Shares in Wamu, as it is known, closed at $44.125, down 56.25 cents. They have been falling steadily since May 21, when they hit $50.9375.

The latest drop came as U.S. Bancorp chairman John Grundhofer debunked talk that his institution might be interested in buying the Seattle thrift, which is building a commanding presence in California through acuisitions. Also on Wednesday, Ken Posner of Morgan Stanley Dean Witter downgraded the stock to "outperform" from "strong buy."

Mr. Posner made the same adjustment to H.F. Ahmanson & Co., which Washington Mutual is slated to buy. Ahmanson was off $1.625, to $71.75.

Washington Mutual was thought by some to be a prospective merger partner following U.S. Bancorp's loss earlier this week of Wells Fargo & Co. to Norwest Corp.

But Mr. Grundhofer downplayed the notion that U.S. Bancorp would use a thrift like Washington Mutual to build business in California.
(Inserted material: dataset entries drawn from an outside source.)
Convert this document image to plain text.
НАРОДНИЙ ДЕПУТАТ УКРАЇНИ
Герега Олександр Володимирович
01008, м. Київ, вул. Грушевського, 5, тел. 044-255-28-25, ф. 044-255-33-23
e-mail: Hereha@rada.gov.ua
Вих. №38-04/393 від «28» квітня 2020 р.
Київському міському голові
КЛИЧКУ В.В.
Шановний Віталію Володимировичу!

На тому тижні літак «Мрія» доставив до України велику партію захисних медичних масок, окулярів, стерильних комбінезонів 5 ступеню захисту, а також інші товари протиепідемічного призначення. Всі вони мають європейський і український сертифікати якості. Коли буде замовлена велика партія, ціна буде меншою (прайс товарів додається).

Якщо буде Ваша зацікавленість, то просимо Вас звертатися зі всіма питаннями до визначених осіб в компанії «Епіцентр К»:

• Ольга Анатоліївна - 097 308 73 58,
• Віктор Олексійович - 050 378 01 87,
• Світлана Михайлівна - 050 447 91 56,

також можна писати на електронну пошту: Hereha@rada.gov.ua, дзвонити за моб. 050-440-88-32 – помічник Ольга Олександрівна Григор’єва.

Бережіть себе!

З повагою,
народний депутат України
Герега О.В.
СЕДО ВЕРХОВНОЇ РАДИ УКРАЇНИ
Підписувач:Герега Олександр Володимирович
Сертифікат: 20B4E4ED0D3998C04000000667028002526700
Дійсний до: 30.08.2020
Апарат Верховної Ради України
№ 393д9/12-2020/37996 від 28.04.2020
He made the comments to a room full of investors at a Piper Jaffery conference in Minneapolis.

Washington Mutual still has plenty of fans who applaud fundamental operations and growth prospects.

In California and Florida the thrift is now applying "a proven strategy" that has been generating high returns for core Pacific Northwest operations, said Thomas O'Donnell, analyst with Salomon Smith Barney.

The strategy includes culling "enormous" cost savings and revenue enhancements from thrifts that Washington Mutual purchases and transforms, said Mr. O'Donnell, who rates shares a "buy."

Once Washington Mutual completes its purchase of Ahmanson, the thrift will make more acquisitions in the consumer finance, mutual fund, and consumer banking areas, Mr. O'Donnell said.

More and bigger deals are in the offing for the entire banking industry, said Nicholas C. Adams, portfolio manager with Wellington Asset Management, adviser to the First Financial Funds.

"Higher deal prices will be driven by investor acceptance of current stock valuations, management claims of cost savings and revenue enhancements, and the machinations of acquisition accounting which have led to ever increasing 'restructuring charges,'" Mr. Adams said in a letter to shareholders that was issued Wednesday.

Many big bank stocks rose for the day, after Federal Reserve Board chairman Alan Greenspan indicated that interest rates did not need to be bumped up.

Testifying before the Joint Economic Committee of Congress, Mr. Greenspan indicated that the economy is slowing, in part from troubles in Asia, and that inflation appears to be remaining in check.

Mr. Greenspan did, however, caution against too much dependence by investors on the prospect of corporate profits continuing to increase.

The Standard & Poor's bank index was up 0.40% and the Dow Jones industrial average lost 0.86%. The Nasdaq bank index dropped 0.69% and the S&P 500 fell 0.55%.

BankAmerica Corp. gained $1.125, to $86.75; Chase Manhattan Corp. was up 43.75 cents, to $142; First Union Corp. gained 18.75 cents to $58.625; and J.P. Morgan & Co. rose 68.75 cents, to $123.4375.

Wells Fargo gained $2.0625, to $355.0625, after a steep loss Tuesday in the wake of its merger accord with Norwest. Norwest ended the day up 31.25 cents, at $36.25.

Analysts continue to be leery of the $34 billion deal that aims to mesh Wells Fargo's high-tech operation with the community-based Norwest.

"You have to believe the banks' management will be consumed" with the task of pulling the merger off, said Ben Crabtree, banking analyst at Dain Rauscher.